Angie @ KEEP BELIEVING said...

WHen you figure out how to get them to honor each other, let me know. Because whatever I'm doing is not working.

Kate said...

So often we are 1/2 way or further to something that we planned to do (and spent $$ to get the 7 of us there) and I'm like WHY THE F DID I WANT TO DO THIS IN THE FIRST PLACE?! but there are times when they reminisce and recall funny/cute things that happened that I may not have noticed while I was shooting their sibling "the look" lol

Amy said...

All those romanticized ideas of family bonding are the product of after school specials. Some women read romance novels to find that perfect man, some of us watched those family movies to find the perfect family experience. The truth is... all this stuff is teaching them - they are being real, exposed, and honest. They haven't yet learned to control all their "realness" yet, and this is how it gets molded into something acceptable so they don't smack the secretary over the head with a stapler when they're 35.

I was always so busy trying to make it perfect... but our best memories are when the milkshake went EVERYWHERE, or the tent was filled with water, or we shared something because we couldn't afford one for everyone. Occasionally there's a scary story like a child chasing another through the house with a dangerous weapon of some sort... but in 20 years, they laugh at their shared ridiculousness.

No one knows your family like your brother does. No one has those memories of the OTHER sibling being such a pest except your sister. No one else knows all the things you whispered hatefully about your mother when you were sent to your room together... and knows you didn't really mean it.

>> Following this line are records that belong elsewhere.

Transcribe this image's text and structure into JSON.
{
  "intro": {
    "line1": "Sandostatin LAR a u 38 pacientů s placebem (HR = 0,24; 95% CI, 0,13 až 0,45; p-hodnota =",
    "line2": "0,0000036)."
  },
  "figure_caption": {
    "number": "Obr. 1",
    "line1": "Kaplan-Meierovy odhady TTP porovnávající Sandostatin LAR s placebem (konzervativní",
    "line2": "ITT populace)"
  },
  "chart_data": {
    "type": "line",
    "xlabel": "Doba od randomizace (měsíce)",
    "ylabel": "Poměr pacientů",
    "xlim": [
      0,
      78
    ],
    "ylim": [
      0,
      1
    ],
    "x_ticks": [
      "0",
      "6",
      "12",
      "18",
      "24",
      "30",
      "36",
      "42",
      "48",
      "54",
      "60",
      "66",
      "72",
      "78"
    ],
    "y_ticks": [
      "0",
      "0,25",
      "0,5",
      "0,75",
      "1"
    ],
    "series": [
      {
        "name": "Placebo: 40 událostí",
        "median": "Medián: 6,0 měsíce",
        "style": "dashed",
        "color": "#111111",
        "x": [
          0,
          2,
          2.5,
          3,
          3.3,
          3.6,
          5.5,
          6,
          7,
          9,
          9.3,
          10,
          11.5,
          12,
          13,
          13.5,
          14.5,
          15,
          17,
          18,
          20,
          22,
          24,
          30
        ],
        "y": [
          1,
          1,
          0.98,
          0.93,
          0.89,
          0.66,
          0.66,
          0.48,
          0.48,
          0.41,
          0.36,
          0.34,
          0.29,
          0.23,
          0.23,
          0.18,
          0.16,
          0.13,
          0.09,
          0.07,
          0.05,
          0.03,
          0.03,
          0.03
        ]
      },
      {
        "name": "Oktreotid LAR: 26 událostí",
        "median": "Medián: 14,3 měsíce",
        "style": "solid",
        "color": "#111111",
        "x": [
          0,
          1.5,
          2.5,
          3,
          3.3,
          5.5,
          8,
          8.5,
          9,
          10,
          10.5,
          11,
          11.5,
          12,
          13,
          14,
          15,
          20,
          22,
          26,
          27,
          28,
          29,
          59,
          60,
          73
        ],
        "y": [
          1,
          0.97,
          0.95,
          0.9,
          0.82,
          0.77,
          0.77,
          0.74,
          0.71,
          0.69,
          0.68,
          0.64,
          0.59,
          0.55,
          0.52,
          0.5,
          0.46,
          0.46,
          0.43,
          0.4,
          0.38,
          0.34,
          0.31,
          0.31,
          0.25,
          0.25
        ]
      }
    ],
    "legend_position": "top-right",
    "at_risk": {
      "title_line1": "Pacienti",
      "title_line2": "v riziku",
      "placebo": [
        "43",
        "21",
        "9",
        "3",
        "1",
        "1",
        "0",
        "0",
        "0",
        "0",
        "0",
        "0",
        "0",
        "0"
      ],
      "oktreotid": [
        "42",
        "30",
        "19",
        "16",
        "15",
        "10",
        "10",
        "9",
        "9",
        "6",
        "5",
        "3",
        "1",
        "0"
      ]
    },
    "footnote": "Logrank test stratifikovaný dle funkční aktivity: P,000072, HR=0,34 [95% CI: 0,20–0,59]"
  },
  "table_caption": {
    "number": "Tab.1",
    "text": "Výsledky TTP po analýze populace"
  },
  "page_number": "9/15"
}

I like where you went with this article - back to the basics of family - home. Not the zoo or the museum, but the woods and the yard and the pond and the living room. That's where you build a family.

Kara Schoenecker said...

Love your blog. I came from a large family- 5 girls. We lived frugally as well, we always had enough but nothing extravagant. We fought, loved, fought some more. Our parents did their best. Now we are all adults and VERY different people. Do we all get along perfectly today? To be honest, no. But life isn't about the white, picket fence and fairytale world. Would I be there for any of my sisters if they needed me? Absolutely, and that is what counts in the end. Blessings to you.